I do think that MS is when you really begin to see the differences between families and what they value, which is why I don't think a pan-Hill MS would ever work, and don't expect that Eastern will ever get huge neighborhood buy-in. In the suburbs, you have these huge schools that offer everything to everyone, but this isn't possible in DC with the charter system already in place.


I think you are right you will never get enough buy-in for a pan-Hill MS or large IB investment in Eastern, but I don't think it's because DC is inherently hostile to those things. JR and Deal have this, and Macarthur and Hardy are well on their way. JR offers a huge number of programs and activities, certainly enough to compete with many, if not all, of the suburban HSs.

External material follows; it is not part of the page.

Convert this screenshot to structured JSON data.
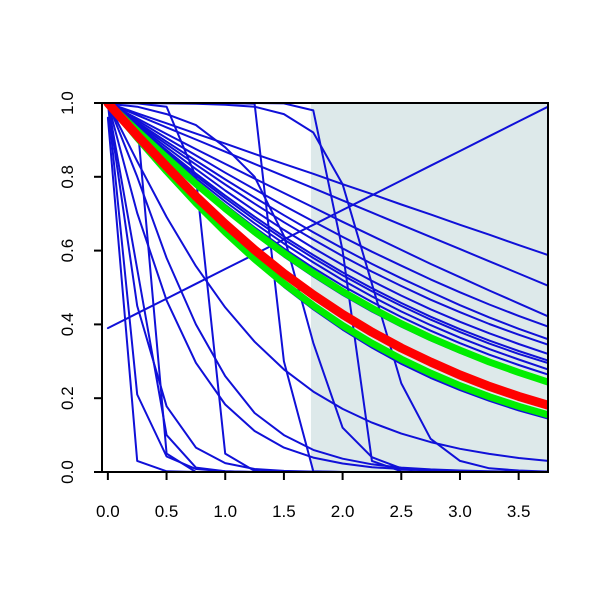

But I think the way schools developed on the Hill, with first the development of of SWS and CHMS as alternatives to the traditional DCPS schools (and CHMS including a MS), and then the full development of charters EOTP to the degree where a very large percentage of Ward 6 families use charters, both in Ward 6 and in adjacent wards, will make it hard if not impossible to get that kind of agreement and buy-in. Parents in Ward 6 are fully sold on public school choice in a way that families in Ward 3 never were -- they always viewed it as good publics v. private and charters or alternative public schools like SWS/CHMS were not an option as that triangle developed.

I know a handful of families on the Hill who actually really hate the charter school system in DC for this reason, and think it stymied the possibility of a strong DCPS school triangle in Ward 6.


Here is the reality. The CH people are engrossed in their bubble. EOTP is not just or exclusively CH. in fact, CH is a small part of EOTP. Charters greatly benefitted everyone and the city in keeping middle class families in the city, helped rising real estate, helped to fuel city coffers, etc…

You might not like charters but your argument that if charters were not around and CH would get middle school buy in never was going to happen. That is the reality, More families have stayed in not only CH but all of EOTP due to middle school charters and you can thank your rising equity because of them.


PP here and I don't really care. We got tired of this song and dance in the last year and are in the process of getting our home ready for sale and house hunting in the suburbs. I'm just noting what I've heard from some families on the Hill, to back up the conversation that there is a lot of debate over what even is the right course for schools on the Hill. Some people are happy with things as they are, some are not, and amongst hose whoare not, there is no consensus on what should happen.
Anonymous
Having lived in both places I agree that hill families have bought into the concept of a school needing to be a “fit” whereas w3 public school families have an expectation that a school should serve all (or at least most). On the hill this leads to a bit more of a love it or leave it attitude whereas you’ll see more complaining in w3.
Anonymous
I know of several CH teachers currently sending their kids to SH. This gives me hope for when my younger kids are ready for middle school.
Anonymous
Anonymous wrote:We are moving. ...
We are also excited about more space (a yard!), better in state college options, and hopefully a slightly slower paced neighborhood with less crime and general angst. We'll miss the walkability and great transit options, and some of our neighbors


What will your cost difference look like? Saving or losing money in VA/MD?